Everything else being equal, it does. If the only thing different between one universe and another is the maximum size of ships, the same political considerations that produced a military budget capable of support one 500,000T dreadnaught will produce a military budget capable of supporting 100 5000T dreadnaughts.
Hans
No, because everything else is not equal. A big ship universe produces cruisers and battleriders each with one nuclear damper capable of dealing with incoming missile fire. The damper by itself eliminates 83% of incoming fire; in conjunction with agility and other defenses, it radically reduces the effectiveness of nuclear missiles. A small ship universe produces large numbers of small ships each of which must either independently spend for their own nuclear damper or accept having their weapons quickly scrubbed away by heavy missile fire. Similarly, a big ship requires a single computer; a large number of smaller ships means a large number of computers.

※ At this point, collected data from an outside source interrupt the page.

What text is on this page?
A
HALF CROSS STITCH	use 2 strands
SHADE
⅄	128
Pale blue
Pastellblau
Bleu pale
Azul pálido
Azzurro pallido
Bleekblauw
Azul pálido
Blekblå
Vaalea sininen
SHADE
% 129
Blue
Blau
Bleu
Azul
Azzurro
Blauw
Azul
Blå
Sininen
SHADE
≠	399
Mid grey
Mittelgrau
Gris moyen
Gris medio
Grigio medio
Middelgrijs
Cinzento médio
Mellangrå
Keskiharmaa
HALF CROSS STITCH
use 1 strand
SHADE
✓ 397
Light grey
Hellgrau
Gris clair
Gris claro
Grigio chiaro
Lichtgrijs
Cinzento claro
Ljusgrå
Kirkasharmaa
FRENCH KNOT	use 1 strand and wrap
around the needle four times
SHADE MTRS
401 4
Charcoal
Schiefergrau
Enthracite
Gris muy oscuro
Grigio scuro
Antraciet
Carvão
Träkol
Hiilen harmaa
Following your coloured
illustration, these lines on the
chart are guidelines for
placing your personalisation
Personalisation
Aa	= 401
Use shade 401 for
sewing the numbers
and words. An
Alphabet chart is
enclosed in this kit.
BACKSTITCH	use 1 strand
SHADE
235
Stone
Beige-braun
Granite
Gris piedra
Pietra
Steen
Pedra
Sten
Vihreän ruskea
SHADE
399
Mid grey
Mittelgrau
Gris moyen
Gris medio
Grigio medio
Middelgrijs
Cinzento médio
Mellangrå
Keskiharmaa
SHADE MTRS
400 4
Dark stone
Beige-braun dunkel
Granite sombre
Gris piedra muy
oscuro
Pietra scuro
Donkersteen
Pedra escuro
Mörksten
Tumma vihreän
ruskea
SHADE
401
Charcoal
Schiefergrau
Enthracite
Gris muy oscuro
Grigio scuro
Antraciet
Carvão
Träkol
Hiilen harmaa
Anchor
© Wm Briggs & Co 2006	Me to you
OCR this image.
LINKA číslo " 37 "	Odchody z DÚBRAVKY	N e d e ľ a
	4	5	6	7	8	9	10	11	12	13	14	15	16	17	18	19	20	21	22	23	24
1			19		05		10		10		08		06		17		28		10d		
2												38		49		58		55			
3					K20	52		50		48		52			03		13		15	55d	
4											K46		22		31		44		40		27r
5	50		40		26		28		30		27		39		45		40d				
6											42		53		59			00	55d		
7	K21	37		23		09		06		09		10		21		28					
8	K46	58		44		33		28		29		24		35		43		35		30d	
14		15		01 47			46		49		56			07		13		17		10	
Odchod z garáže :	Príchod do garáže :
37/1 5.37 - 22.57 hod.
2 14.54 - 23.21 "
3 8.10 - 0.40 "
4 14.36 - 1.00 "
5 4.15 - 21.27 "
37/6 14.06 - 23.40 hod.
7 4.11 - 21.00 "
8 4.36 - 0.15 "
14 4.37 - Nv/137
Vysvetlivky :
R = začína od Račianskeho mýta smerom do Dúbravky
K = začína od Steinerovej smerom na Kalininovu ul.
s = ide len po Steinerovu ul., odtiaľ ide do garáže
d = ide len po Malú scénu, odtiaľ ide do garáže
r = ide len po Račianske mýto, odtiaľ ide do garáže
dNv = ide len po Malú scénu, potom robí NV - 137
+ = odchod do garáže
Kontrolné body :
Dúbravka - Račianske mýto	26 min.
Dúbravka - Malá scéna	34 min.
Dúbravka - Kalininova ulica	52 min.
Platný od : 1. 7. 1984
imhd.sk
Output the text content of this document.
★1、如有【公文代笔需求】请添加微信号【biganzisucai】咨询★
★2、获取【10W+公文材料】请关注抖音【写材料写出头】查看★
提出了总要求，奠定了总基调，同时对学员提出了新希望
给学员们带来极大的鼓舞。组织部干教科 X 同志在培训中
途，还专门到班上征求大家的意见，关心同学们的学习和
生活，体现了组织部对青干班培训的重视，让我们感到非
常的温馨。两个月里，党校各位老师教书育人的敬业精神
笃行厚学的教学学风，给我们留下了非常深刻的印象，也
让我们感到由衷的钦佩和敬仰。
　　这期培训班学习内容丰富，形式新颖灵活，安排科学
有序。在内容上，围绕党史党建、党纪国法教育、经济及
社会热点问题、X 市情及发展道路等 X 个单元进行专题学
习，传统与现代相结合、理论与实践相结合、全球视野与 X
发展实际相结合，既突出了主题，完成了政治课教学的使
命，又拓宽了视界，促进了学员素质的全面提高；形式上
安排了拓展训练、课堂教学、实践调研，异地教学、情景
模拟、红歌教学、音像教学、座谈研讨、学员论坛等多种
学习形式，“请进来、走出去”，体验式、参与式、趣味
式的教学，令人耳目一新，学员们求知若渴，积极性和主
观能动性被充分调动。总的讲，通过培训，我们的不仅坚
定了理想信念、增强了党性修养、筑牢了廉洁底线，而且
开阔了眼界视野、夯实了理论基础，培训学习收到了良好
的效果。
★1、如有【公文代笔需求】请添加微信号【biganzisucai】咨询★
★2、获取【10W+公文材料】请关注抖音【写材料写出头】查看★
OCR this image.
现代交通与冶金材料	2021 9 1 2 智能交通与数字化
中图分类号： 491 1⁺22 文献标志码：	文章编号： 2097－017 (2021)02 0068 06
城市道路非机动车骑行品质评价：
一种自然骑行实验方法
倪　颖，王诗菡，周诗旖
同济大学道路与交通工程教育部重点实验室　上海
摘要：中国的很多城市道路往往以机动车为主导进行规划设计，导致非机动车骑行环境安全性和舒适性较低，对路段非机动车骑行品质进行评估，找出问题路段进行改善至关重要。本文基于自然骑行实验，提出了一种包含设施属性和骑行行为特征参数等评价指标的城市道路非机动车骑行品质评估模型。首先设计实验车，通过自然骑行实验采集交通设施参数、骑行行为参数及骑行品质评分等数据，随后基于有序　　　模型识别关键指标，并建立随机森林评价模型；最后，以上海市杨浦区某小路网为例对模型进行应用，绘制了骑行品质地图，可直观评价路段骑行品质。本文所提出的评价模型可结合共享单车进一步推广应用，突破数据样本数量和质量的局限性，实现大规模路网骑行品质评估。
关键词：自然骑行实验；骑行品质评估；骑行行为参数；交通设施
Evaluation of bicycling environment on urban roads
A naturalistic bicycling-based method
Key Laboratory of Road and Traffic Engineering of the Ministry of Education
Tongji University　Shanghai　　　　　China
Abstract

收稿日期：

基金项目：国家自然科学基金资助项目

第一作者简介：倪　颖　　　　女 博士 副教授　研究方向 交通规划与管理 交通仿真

The power situation also creates a problem: the fixed power requirement of the nuclear damper means a larger percentage of the smaller ship must be devoted to power plant and fuel to serve the damper. It is very difficult for a smaller ship to manage defense, agility, and firepower all in one package. So, the cost of a 50,000-ton cruiser does not produce 10 5000-minidreadnoughts or 50 1000-ton attack ships of equivalent firepower; the cost of a 15,000-ton battlerider does not produce 15 1000-ton attack riders of equivalent firepower.
That being the case, an attacking fleet has to spend from a third to a half again more in budget to field equivalent firepower, which becomes relevant only when trying to field a force capable of penetrating the defenses of a heavily populated world - in other circumstances, the weaknesses of the opposing forces cancel each other out. In other words, a small-ship universe is one in which assault of a main world like Regina or Jewell is more costly and therefore less attractive.
Now, how unattractive is up to you. You control the politics in your own universe. If you want a universe in which the 6 billion residents of Jewel and their hundreds of thousands of troops and thousands of missile and bay-meson batteries can be overwhelmed by a couple thousand 5000-ton minidreadnoughts escorting thousands of transports, more power to you. If on the other hand you want to say the 8 billion souls of Cronor aren't willing to be taxed enough to support the thousands of minidreadnoughts and transports needed to accomplish the conquest of Jewell, then that's certainly a defensible view as well.
However, the OTU didn't give enough credit to planetary defense in the first place, so I'd be wary of taking that big-ship universe as an example from which to draw conclusions about a small-ship variant. Jewell could easily have afforded a couple dozen or more deep-meson sites to oppose Zhodani dreadnoughts and keep their transports at bay. Even Regina ought to be able to bring down a few big ships if they dared a planetary assault.